As Carbfix works on mineralizing CO2, its partners are finding new ways to capture it. At the same site, the Swiss company Climeworks has a direct air capture (DAC) installation, which takes CO2 from the ambient atmosphere and mineralizes it with Carbfix or transforms it into consumer products with customers ( examples to date include lab diamonds and backpacks). Iceland is ripe for this technology due to geothermal energy, abundance of basalt and political will to scale solutions, says Julie Gosalvez, CMO of Climeworks, formerly of Kenzo and Gucci Beauty . So far, Climeworks has given Stripe, Shopify and Microsoft access to the Carbfix process. It raised $650 million in its funding round in April, co-led by Partners Group and GIC.

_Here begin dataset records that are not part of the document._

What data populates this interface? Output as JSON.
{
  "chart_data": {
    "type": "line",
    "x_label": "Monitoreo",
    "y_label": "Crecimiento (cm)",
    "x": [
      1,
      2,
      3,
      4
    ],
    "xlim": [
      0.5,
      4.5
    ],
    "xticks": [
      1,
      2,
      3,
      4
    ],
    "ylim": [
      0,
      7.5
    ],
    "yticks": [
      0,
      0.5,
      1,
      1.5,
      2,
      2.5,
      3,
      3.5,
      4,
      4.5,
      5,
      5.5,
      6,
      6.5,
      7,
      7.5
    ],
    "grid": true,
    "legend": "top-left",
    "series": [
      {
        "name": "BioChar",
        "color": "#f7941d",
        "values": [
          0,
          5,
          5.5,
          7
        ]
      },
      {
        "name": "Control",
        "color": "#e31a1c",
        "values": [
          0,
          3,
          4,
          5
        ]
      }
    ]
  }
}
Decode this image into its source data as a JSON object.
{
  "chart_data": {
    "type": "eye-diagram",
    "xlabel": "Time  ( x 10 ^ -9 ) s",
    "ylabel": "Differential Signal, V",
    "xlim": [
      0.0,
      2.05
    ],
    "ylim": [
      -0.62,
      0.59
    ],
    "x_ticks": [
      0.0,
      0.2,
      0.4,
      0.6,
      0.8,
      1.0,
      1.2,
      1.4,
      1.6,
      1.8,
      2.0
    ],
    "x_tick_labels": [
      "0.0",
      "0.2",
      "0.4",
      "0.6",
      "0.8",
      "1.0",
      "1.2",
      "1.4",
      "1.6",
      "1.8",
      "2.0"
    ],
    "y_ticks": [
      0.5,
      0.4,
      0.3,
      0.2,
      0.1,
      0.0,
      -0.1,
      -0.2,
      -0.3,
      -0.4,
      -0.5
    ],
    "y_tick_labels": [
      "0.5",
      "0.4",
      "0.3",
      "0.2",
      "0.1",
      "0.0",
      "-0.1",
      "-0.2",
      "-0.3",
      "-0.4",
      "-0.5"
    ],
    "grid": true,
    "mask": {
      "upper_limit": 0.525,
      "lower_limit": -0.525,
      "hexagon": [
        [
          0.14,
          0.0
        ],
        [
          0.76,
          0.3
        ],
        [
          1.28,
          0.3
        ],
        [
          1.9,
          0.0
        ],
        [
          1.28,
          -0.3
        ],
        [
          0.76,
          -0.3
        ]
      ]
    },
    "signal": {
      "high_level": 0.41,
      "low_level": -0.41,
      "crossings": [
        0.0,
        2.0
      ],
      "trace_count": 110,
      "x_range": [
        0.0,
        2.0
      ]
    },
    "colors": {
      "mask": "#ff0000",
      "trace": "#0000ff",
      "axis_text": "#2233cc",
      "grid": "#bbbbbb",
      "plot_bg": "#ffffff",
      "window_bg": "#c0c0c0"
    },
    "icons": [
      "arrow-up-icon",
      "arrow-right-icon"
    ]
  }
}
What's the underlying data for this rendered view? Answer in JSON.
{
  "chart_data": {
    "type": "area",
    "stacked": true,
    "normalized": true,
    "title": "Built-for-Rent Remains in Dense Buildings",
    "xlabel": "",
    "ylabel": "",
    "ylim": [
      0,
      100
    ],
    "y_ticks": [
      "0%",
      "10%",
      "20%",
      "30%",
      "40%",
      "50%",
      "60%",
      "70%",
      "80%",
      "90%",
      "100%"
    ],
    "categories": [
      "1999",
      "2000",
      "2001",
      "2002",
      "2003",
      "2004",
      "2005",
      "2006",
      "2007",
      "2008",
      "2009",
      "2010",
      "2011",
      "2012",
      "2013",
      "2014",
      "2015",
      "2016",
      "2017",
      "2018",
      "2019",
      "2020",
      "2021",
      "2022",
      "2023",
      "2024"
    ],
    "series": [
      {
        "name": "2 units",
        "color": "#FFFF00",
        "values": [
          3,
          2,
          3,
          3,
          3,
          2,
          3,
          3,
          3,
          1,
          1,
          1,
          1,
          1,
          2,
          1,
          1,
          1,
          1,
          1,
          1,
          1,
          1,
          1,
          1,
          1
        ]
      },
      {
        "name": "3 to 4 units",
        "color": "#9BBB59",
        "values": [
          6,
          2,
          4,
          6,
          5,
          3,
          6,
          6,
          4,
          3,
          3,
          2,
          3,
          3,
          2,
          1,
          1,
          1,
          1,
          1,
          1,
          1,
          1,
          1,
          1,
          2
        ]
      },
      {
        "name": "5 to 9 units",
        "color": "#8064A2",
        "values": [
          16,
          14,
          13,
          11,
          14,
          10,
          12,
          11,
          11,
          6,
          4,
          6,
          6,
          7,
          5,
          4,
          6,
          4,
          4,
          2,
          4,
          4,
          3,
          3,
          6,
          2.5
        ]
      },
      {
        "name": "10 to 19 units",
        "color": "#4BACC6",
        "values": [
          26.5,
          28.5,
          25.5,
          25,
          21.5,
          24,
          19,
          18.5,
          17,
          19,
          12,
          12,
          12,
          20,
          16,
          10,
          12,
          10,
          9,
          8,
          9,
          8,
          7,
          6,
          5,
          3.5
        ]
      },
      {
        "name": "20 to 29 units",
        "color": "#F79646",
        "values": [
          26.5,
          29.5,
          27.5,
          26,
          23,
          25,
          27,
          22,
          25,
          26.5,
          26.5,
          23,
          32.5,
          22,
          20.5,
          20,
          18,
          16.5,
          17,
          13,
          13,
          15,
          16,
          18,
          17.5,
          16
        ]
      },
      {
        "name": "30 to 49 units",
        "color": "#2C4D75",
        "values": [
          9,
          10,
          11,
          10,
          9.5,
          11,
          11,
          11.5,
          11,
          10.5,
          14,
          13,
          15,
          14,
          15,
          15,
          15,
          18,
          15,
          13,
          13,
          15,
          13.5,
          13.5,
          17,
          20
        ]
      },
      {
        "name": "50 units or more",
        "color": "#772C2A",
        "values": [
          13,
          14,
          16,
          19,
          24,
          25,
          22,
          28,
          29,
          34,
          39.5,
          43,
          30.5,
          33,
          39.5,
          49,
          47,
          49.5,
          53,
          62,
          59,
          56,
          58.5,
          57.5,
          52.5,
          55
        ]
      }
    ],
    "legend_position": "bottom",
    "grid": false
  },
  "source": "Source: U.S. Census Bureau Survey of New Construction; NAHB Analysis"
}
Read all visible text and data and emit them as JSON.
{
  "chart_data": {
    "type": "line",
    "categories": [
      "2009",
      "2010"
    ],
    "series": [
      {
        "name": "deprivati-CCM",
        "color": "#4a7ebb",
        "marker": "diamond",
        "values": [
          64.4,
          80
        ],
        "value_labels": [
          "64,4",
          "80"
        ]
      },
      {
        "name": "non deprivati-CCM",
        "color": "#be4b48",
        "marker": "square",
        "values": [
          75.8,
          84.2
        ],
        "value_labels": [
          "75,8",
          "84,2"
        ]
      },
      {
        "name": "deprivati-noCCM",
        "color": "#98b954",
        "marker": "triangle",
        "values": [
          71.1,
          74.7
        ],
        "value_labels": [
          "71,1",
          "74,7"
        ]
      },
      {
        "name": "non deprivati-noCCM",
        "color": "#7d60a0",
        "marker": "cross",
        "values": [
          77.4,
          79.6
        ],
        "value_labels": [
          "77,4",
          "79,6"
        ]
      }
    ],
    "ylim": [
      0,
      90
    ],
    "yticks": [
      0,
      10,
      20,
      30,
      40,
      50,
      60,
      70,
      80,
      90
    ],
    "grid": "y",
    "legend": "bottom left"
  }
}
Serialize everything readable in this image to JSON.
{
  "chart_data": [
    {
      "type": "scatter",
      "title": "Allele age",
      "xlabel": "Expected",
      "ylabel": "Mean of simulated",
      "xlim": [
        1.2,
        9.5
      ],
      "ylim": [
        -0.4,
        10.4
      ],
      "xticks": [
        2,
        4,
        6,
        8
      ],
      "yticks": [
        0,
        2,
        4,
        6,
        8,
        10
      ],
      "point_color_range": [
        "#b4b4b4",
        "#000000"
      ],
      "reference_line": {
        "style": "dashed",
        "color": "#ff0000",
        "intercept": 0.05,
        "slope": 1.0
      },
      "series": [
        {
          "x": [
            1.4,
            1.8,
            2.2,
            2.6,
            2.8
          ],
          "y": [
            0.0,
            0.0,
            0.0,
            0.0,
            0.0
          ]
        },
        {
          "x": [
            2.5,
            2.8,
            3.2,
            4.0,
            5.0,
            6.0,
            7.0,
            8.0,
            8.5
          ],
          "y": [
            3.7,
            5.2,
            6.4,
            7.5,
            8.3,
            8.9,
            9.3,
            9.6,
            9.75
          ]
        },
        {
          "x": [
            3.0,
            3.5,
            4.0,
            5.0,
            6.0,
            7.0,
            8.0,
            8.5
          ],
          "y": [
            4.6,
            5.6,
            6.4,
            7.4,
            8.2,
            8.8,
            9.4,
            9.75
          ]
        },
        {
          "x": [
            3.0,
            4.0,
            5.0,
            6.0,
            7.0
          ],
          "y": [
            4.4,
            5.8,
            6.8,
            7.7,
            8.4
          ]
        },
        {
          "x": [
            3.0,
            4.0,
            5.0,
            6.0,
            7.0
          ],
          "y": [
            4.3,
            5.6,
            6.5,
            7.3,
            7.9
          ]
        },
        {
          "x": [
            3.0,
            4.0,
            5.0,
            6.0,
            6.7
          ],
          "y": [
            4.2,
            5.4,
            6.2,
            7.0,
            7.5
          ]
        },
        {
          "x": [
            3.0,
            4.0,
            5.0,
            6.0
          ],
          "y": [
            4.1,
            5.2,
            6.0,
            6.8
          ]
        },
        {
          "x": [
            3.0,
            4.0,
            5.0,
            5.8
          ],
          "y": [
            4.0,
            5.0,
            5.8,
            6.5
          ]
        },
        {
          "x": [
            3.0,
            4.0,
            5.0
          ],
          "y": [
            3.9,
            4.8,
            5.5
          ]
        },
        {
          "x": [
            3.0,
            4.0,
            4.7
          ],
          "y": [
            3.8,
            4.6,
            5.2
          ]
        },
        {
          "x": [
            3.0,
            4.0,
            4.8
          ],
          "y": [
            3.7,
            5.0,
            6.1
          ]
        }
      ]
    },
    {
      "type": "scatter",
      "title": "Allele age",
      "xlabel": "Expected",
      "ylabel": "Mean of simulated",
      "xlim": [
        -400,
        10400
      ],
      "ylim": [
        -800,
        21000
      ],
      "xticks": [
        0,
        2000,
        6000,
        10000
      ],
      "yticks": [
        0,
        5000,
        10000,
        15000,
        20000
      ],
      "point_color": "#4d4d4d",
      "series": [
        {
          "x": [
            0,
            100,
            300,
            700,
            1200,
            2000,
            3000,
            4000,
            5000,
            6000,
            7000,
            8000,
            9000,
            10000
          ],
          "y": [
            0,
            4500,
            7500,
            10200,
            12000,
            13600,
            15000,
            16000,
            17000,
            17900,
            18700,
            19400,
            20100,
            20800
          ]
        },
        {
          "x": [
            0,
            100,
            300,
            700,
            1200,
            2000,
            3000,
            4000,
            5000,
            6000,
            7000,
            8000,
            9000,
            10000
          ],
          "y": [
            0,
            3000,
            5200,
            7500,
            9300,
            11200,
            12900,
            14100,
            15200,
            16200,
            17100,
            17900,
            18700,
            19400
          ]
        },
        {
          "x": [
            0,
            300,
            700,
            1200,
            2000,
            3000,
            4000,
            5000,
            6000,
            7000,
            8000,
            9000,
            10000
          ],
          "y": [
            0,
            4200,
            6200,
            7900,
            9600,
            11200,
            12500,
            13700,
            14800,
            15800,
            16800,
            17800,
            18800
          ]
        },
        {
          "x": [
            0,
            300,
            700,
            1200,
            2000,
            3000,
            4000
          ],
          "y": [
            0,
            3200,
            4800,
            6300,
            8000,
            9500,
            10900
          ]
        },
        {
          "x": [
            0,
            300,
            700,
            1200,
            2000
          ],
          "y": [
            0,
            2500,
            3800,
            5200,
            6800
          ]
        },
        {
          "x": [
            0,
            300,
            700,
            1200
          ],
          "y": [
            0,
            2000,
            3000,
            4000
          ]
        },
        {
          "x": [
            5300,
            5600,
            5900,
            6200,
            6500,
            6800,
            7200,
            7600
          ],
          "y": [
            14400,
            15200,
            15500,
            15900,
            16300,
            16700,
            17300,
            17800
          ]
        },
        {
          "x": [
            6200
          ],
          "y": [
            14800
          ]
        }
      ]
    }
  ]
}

“That’s no way to justify the status quo,” says Guðnason. “But, it would be impossible to achieve our climate goals just by stopping new emissions. We need to eliminate the emissions that have already been produced.
It’s not just Carbfix that seeks to partner with the biggest environmental offenders. Founded in 2016, Pure North’s sorting, deposit and recycling system aims to prevent Icelandic plastic waste from being exported, landfilled or burned. Its new app allows consumers to scan plastic packaging – from Skyr yoghurt pots to Coca Cola bottles – and see how to recycle them, in exchange for financial incentives. He estimates that an average family could earn between €2 and €3,000 per year.
Pure North uses Iceland’s renewable geothermal energy to power mechanical plastic recycling, claiming to use 40% less energy, 40% less water and producing 82% less CO2 emissions than regular plastic recycling. plastic, which rests on cold water. On a large scale, Pure North plans to find other sources of waste heat to power its recycling systems, starting with Veitur Utilities, Iceland’s largest utility company, and progressing to 23,000 heat sources. waste she has identified across Europe, including an aluminum plant and cooling water. from data centers.
To succeed, Pure North needs packaging producers to change too, by simplifying packaging to a single type of infinitely recyclable plastic, says managing director Sigurdur Halldorsson. “We have to solve the whole chain, from producer to consumer and recycler.”
Bella Webb, the author, traveled to Iceland courtesy of 66°North.